Worst Song: My first instinct was to say Ascend because I noticed it’s the only track I didn’t rip onto my phone, but after revisiting it I don’t really understand why I would’ve passed on this one but kept some of the others.  I’m going to list Time as the worst track, although really I don’t hate any song on this album.  I just find a lot of them have lost whatever interest they once held for me.

Big Hit


This album is somewhat infamous among fans because it wasn’t well received and brought an end to the band for over a decade.  Although I had recently come to appreciate the band more since the release of Ebbhead, I avoided this album for years because of the extreme negative reaction.  When I finally got my hands on it just for a sense of completion, I found that while some tracks were as bad as everyone said, there were surprisingly a few gems that most people seem to have ignored.  I only found three tracks on this album worth ripping to my phone’s library, and they are:

  • Hear Me Say — This song is actually really good, I’d say it’s easily stronger than a lot of the stuff on Ebbhead. It seems very out-of-place on this album, because it’s not quirky or just plain bad like a lot of the other tracks.
  • Border Talk — I love the sorta mellowed out verses in this song with the talking-in-narrative vocals.  It has sort of a dark jazz vibe to it.  The chorus is…well, it takes some getting used to and I still don’t love it.  But the verses are fun enough to make me overlook the ugly chorus.
  • Kick It — I’m not really in love with this song, but in comparison to the remainder of the album, it’s pretty good.  I usually skip it if it comes up in shuffle mode, though.

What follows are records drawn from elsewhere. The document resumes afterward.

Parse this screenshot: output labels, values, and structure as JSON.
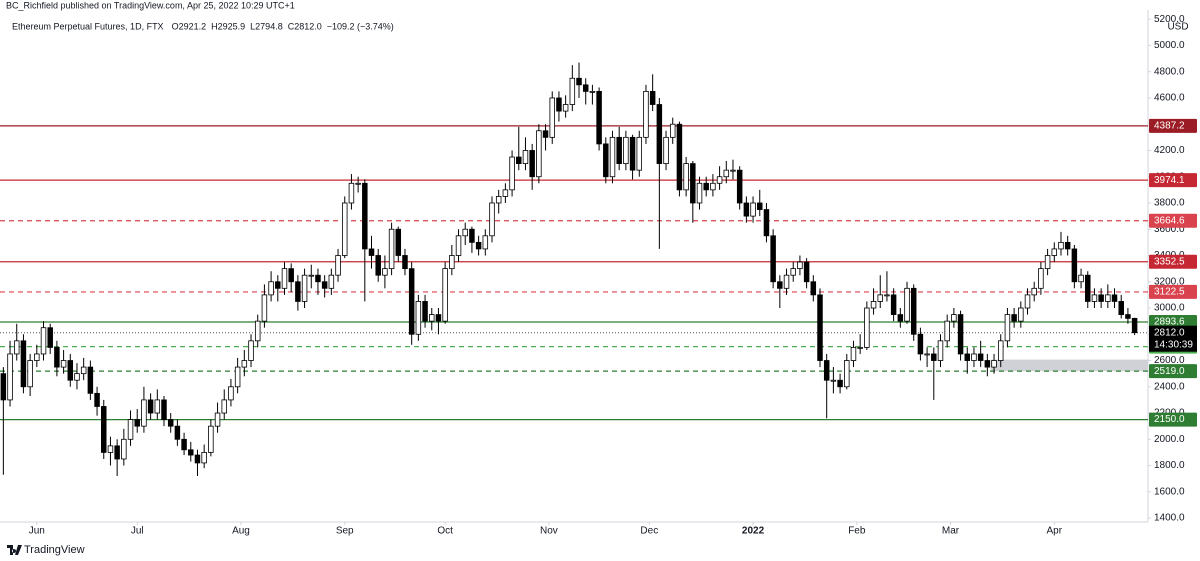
{
  "chart_data": {
    "type": "candlestick",
    "published_by": "BC_Richfield published on TradingView.com, Apr 25, 2022 10:29 UTC+1",
    "symbol": "Ethereum Perpetual Futures, 1D, FTX",
    "ohlc": [
      {
        "key": "O",
        "value": "2921.2"
      },
      {
        "key": "H",
        "value": "2925.9"
      },
      {
        "key": "L",
        "value": "2794.8"
      },
      {
        "key": "C",
        "value": "2812.0"
      }
    ],
    "change": "−109.2 (−3.74%)",
    "currency": "USD",
    "brand": "TradingView",
    "up_color": "#ffffff",
    "down_color": "#000000",
    "candles": [
      [
        2500,
        2550,
        1730,
        2300
      ],
      [
        2300,
        2750,
        2250,
        2650
      ],
      [
        2650,
        2880,
        2600,
        2750
      ],
      [
        2750,
        2800,
        2350,
        2400
      ],
      [
        2400,
        2650,
        2330,
        2600
      ],
      [
        2600,
        2720,
        2550,
        2650
      ],
      [
        2650,
        2900,
        2600,
        2850
      ],
      [
        2850,
        2880,
        2650,
        2700
      ],
      [
        2700,
        2750,
        2480,
        2550
      ],
      [
        2550,
        2680,
        2500,
        2600
      ],
      [
        2600,
        2650,
        2400,
        2450
      ],
      [
        2450,
        2580,
        2380,
        2500
      ],
      [
        2500,
        2620,
        2450,
        2550
      ],
      [
        2550,
        2600,
        2300,
        2350
      ],
      [
        2350,
        2400,
        2180,
        2250
      ],
      [
        2250,
        2300,
        1850,
        1900
      ],
      [
        1900,
        2020,
        1800,
        1950
      ],
      [
        1950,
        2000,
        1720,
        1850
      ],
      [
        1850,
        2080,
        1800,
        2000
      ],
      [
        2000,
        2220,
        1950,
        2150
      ],
      [
        2150,
        2230,
        2050,
        2100
      ],
      [
        2100,
        2400,
        2050,
        2300
      ],
      [
        2300,
        2350,
        2150,
        2200
      ],
      [
        2200,
        2380,
        2150,
        2300
      ],
      [
        2300,
        2330,
        2100,
        2150
      ],
      [
        2150,
        2200,
        2050,
        2100
      ],
      [
        2100,
        2150,
        1950,
        2000
      ],
      [
        2000,
        2050,
        1880,
        1920
      ],
      [
        1920,
        1980,
        1830,
        1880
      ],
      [
        1880,
        1920,
        1720,
        1820
      ],
      [
        1820,
        1960,
        1780,
        1900
      ],
      [
        1900,
        2150,
        1870,
        2100
      ],
      [
        2100,
        2280,
        2050,
        2200
      ],
      [
        2200,
        2380,
        2150,
        2300
      ],
      [
        2300,
        2460,
        2250,
        2400
      ],
      [
        2400,
        2620,
        2350,
        2550
      ],
      [
        2550,
        2680,
        2480,
        2600
      ],
      [
        2600,
        2800,
        2550,
        2750
      ],
      [
        2750,
        2950,
        2700,
        2900
      ],
      [
        2900,
        3180,
        2850,
        3100
      ],
      [
        3100,
        3280,
        3050,
        3200
      ],
      [
        3200,
        3250,
        3050,
        3150
      ],
      [
        3150,
        3350,
        3100,
        3300
      ],
      [
        3300,
        3340,
        3120,
        3200
      ],
      [
        3200,
        3250,
        2980,
        3050
      ],
      [
        3050,
        3300,
        3000,
        3250
      ],
      [
        3250,
        3330,
        3150,
        3250
      ],
      [
        3250,
        3300,
        3100,
        3200
      ],
      [
        3200,
        3250,
        3080,
        3150
      ],
      [
        3150,
        3300,
        3100,
        3250
      ],
      [
        3250,
        3450,
        3200,
        3400
      ],
      [
        3400,
        3850,
        3380,
        3800
      ],
      [
        3800,
        4020,
        3750,
        3950
      ],
      [
        3950,
        4000,
        3880,
        3950
      ],
      [
        3950,
        3980,
        3050,
        3450
      ],
      [
        3450,
        3550,
        3300,
        3400
      ],
      [
        3400,
        3450,
        3200,
        3250
      ],
      [
        3250,
        3400,
        3150,
        3300
      ],
      [
        3300,
        3650,
        3250,
        3600
      ],
      [
        3600,
        3620,
        3350,
        3400
      ],
      [
        3400,
        3450,
        3250,
        3300
      ],
      [
        3300,
        3350,
        2720,
        2800
      ],
      [
        2800,
        3100,
        2750,
        3050
      ],
      [
        3050,
        3100,
        2850,
        2900
      ],
      [
        2900,
        3000,
        2830,
        2950
      ],
      [
        2950,
        3000,
        2800,
        2900
      ],
      [
        2900,
        3350,
        2880,
        3300
      ],
      [
        3300,
        3480,
        3250,
        3400
      ],
      [
        3400,
        3600,
        3350,
        3550
      ],
      [
        3550,
        3650,
        3480,
        3600
      ],
      [
        3600,
        3620,
        3420,
        3500
      ],
      [
        3500,
        3550,
        3400,
        3450
      ],
      [
        3450,
        3600,
        3400,
        3550
      ],
      [
        3550,
        3850,
        3500,
        3800
      ],
      [
        3800,
        3900,
        3720,
        3850
      ],
      [
        3850,
        3950,
        3800,
        3900
      ],
      [
        3900,
        4200,
        3850,
        4150
      ],
      [
        4150,
        4380,
        4050,
        4100
      ],
      [
        4100,
        4300,
        4050,
        4200
      ],
      [
        4200,
        4250,
        3900,
        4000
      ],
      [
        4000,
        4400,
        3950,
        4350
      ],
      [
        4350,
        4400,
        4200,
        4300
      ],
      [
        4300,
        4650,
        4250,
        4600
      ],
      [
        4600,
        4650,
        4420,
        4500
      ],
      [
        4500,
        4620,
        4450,
        4550
      ],
      [
        4550,
        4850,
        4500,
        4750
      ],
      [
        4750,
        4870,
        4600,
        4700
      ],
      [
        4700,
        4750,
        4550,
        4650
      ],
      [
        4650,
        4700,
        4550,
        4650
      ],
      [
        4650,
        4680,
        4200,
        4250
      ],
      [
        4250,
        4300,
        3950,
        4000
      ],
      [
        4000,
        4350,
        3950,
        4300
      ],
      [
        4300,
        4380,
        4050,
        4100
      ],
      [
        4100,
        4350,
        4050,
        4300
      ],
      [
        4300,
        4320,
        3980,
        4050
      ],
      [
        4050,
        4350,
        4000,
        4300
      ],
      [
        4300,
        4700,
        4250,
        4650
      ],
      [
        4650,
        4780,
        4500,
        4550
      ],
      [
        4550,
        4600,
        3450,
        4100
      ],
      [
        4100,
        4350,
        4050,
        4300
      ],
      [
        4300,
        4450,
        4250,
        4400
      ],
      [
        4400,
        4420,
        3850,
        3900
      ],
      [
        3900,
        4150,
        3850,
        4100
      ],
      [
        4100,
        4120,
        3650,
        3800
      ],
      [
        3800,
        4000,
        3750,
        3950
      ],
      [
        3950,
        4000,
        3850,
        3900
      ],
      [
        3900,
        4020,
        3850,
        3950
      ],
      [
        3950,
        4080,
        3900,
        4000
      ],
      [
        4000,
        4120,
        3950,
        4050
      ],
      [
        4050,
        4130,
        3980,
        4050
      ],
      [
        4050,
        4080,
        3750,
        3800
      ],
      [
        3800,
        3850,
        3650,
        3700
      ],
      [
        3700,
        3850,
        3650,
        3800
      ],
      [
        3800,
        3900,
        3700,
        3750
      ],
      [
        3750,
        3800,
        3500,
        3550
      ],
      [
        3550,
        3600,
        3150,
        3200
      ],
      [
        3200,
        3250,
        3000,
        3150
      ],
      [
        3150,
        3300,
        3100,
        3250
      ],
      [
        3250,
        3350,
        3200,
        3300
      ],
      [
        3300,
        3400,
        3250,
        3350
      ],
      [
        3350,
        3380,
        3150,
        3200
      ],
      [
        3200,
        3250,
        3050,
        3100
      ],
      [
        3100,
        3150,
        2550,
        2600
      ],
      [
        2600,
        2650,
        2160,
        2450
      ],
      [
        2450,
        2550,
        2350,
        2450
      ],
      [
        2450,
        2500,
        2350,
        2400
      ],
      [
        2400,
        2650,
        2380,
        2600
      ],
      [
        2600,
        2750,
        2550,
        2700
      ],
      [
        2700,
        2800,
        2650,
        2700
      ],
      [
        2700,
        3050,
        2680,
        3000
      ],
      [
        3000,
        3150,
        2950,
        3050
      ],
      [
        3050,
        3250,
        3000,
        3100
      ],
      [
        3100,
        3280,
        3050,
        3100
      ],
      [
        3100,
        3150,
        2900,
        2950
      ],
      [
        2950,
        3000,
        2850,
        2900
      ],
      [
        2900,
        3200,
        2880,
        3150
      ],
      [
        3150,
        3180,
        2750,
        2800
      ],
      [
        2800,
        2850,
        2600,
        2650
      ],
      [
        2650,
        2700,
        2550,
        2650
      ],
      [
        2650,
        2700,
        2300,
        2600
      ],
      [
        2600,
        2800,
        2550,
        2750
      ],
      [
        2750,
        2950,
        2700,
        2900
      ],
      [
        2900,
        3000,
        2850,
        2950
      ],
      [
        2950,
        2980,
        2600,
        2650
      ],
      [
        2650,
        2700,
        2500,
        2600
      ],
      [
        2600,
        2700,
        2550,
        2650
      ],
      [
        2650,
        2750,
        2550,
        2600
      ],
      [
        2600,
        2650,
        2480,
        2550
      ],
      [
        2550,
        2650,
        2500,
        2600
      ],
      [
        2600,
        2800,
        2550,
        2750
      ],
      [
        2750,
        3000,
        2700,
        2950
      ],
      [
        2950,
        3000,
        2850,
        2900
      ],
      [
        2900,
        3050,
        2850,
        3000
      ],
      [
        3000,
        3150,
        2950,
        3100
      ],
      [
        3100,
        3200,
        3050,
        3150
      ],
      [
        3150,
        3350,
        3100,
        3300
      ],
      [
        3300,
        3450,
        3250,
        3400
      ],
      [
        3400,
        3500,
        3350,
        3450
      ],
      [
        3450,
        3580,
        3400,
        3500
      ],
      [
        3500,
        3550,
        3400,
        3450
      ],
      [
        3450,
        3480,
        3150,
        3200
      ],
      [
        3200,
        3300,
        3150,
        3250
      ],
      [
        3250,
        3280,
        3000,
        3050
      ],
      [
        3050,
        3150,
        3000,
        3100
      ],
      [
        3100,
        3150,
        3000,
        3050
      ],
      [
        3050,
        3180,
        3000,
        3100
      ],
      [
        3100,
        3150,
        3000,
        3050
      ],
      [
        3050,
        3100,
        2920,
        2950
      ],
      [
        2950,
        3000,
        2880,
        2921.2
      ],
      [
        2921.2,
        2925.9,
        2794.8,
        2812.0
      ]
    ],
    "xlim": [
      -0.5,
      171
    ],
    "xticks": [
      {
        "value": 5,
        "label": "Jun"
      },
      {
        "value": 20,
        "label": "Jul"
      },
      {
        "value": 35.5,
        "label": "Aug"
      },
      {
        "value": 51,
        "label": "Sep"
      },
      {
        "value": 66,
        "label": "Oct"
      },
      {
        "value": 81.5,
        "label": "Nov"
      },
      {
        "value": 96.5,
        "label": "Dec"
      },
      {
        "value": 112,
        "label": "2022",
        "bold": true
      },
      {
        "value": 127.5,
        "label": "Feb"
      },
      {
        "value": 141.5,
        "label": "Mar"
      },
      {
        "value": 157,
        "label": "Apr"
      }
    ],
    "ylim": [
      1370,
      5270
    ],
    "yticks": [
      {
        "value": 1400,
        "label": "1400.0"
      },
      {
        "value": 1600,
        "label": "1600.0"
      },
      {
        "value": 1800,
        "label": "1800.0"
      },
      {
        "value": 2000,
        "label": "2000.0"
      },
      {
        "value": 2200,
        "label": "2200.0"
      },
      {
        "value": 2400,
        "label": "2400.0"
      },
      {
        "value": 2600,
        "label": "2600.0"
      },
      {
        "value": 2800,
        "label": "2800.0"
      },
      {
        "value": 3000,
        "label": "3000.0"
      },
      {
        "value": 3200,
        "label": "3200.0"
      },
      {
        "value": 3400,
        "label": "3400.0"
      },
      {
        "value": 3600,
        "label": "3600.0"
      },
      {
        "value": 3800,
        "label": "3800.0"
      },
      {
        "value": 4000,
        "label": "4000.0"
      },
      {
        "value": 4200,
        "label": "4200.0"
      },
      {
        "value": 4400,
        "label": "4400.0"
      },
      {
        "value": 4600,
        "label": "4600.0"
      },
      {
        "value": 4800,
        "label": "4800.0"
      },
      {
        "value": 5000,
        "label": "5000.0"
      },
      {
        "value": 5200,
        "label": "5200.0"
      }
    ],
    "levels": [
      {
        "value": 4387.2,
        "label": "4387.2",
        "color": "#9c1c26",
        "dashed": false
      },
      {
        "value": 3974.1,
        "label": "3974.1",
        "color": "#c62833",
        "dashed": false
      },
      {
        "value": 3664.6,
        "label": "3664.6",
        "color": "#d9434d",
        "dashed": true
      },
      {
        "value": 3352.5,
        "label": "3352.5",
        "color": "#c62833",
        "dashed": false
      },
      {
        "value": 3122.5,
        "label": "3122.5",
        "color": "#d9434d",
        "dashed": true
      },
      {
        "value": 2893.6,
        "label": "2893.6",
        "color": "#2e7d32",
        "dashed": false
      },
      {
        "value": 2706.1,
        "label": "2706.1",
        "color": "#4caf50",
        "dashed": true
      },
      {
        "value": 2519.0,
        "label": "2519.0",
        "color": "#2e7d32",
        "dashed": true
      },
      {
        "value": 2150.0,
        "label": "2150.0",
        "color": "#2e7d32",
        "dashed": false
      }
    ],
    "zone": {
      "start": 148,
      "range": [
        2519,
        2607
      ],
      "color": "#cfd1d6"
    },
    "last_price": {
      "value": 2812.0,
      "label": "2812.0",
      "countdown": "14:30:39"
    }
  }
}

Honorable Mention: Cherry Blossom.  I don’t actually like this song much at all, but I think others would list it as one of the few salvageable tracks so I went with it.

Worst Song: My first instinct was to nominate every song on the album I didn’t mention above, but I had to review all of the songs because it’s literally been years since I heard any of them.  As bad as some of them are, there is a standout winner for worst song:  Boy.  I don’t know who is singing in this song, it sure doesn’t sound like McCarthy, but the vocals are laughably bad.  Ugh.

Industrial Complex


Wow!  This album came out of nowhere and really bowled me over.  I can confidently say that this my favorite overall album they’ve ever released.  I sorta denied that for a while because the classic releases are, well, classics.  But this album is just consistently strong with great music and great vocal performances.  It frustrates me to no end that Ebb has not yet produced a followup to this album, which was released in 2009 (4 years ago, as of this writing).  My top three:

  • Promises — The opening track just hits you over the head with that incredible bassline which never gets old throughout the length of the song, and it’s another one that’s fun to sing along with.
  • I Don’t Know You — This one deserves a mention just because of that bassline.  So amazing, especially how it shifts to a different sound as it reaches its final notes.  Honestly I don’t know the lyrics of this song very well because my attention is always focused solely on hearing that great bass riff play over and over.
  • I’m Undone — There are very few songs in the industrial genre that could be described as ballads, but I think this one might qualify.  Controlled and heartfelt, with a passionate chorus, and the whole thing builds in power near the end.  I think the Alan Wilder remix has gotten some attention, but honestly I much prefer the original.  I hate the beat that Wilder replaced the original with, it sounds much more cookie-cutter and familiar and loses some of the unique feel of the song.

Honorable Mention: Every song on this album is so great, they all get a mention except for…

Worst Song: Payroll.  I can’t bring myself to sit through this song, it is loud and ugly in all the wrong ways and the lyrics seem bombastic in a juvenile way that is below what this band is capable of.  The one black mark on an otherwise fantastic release.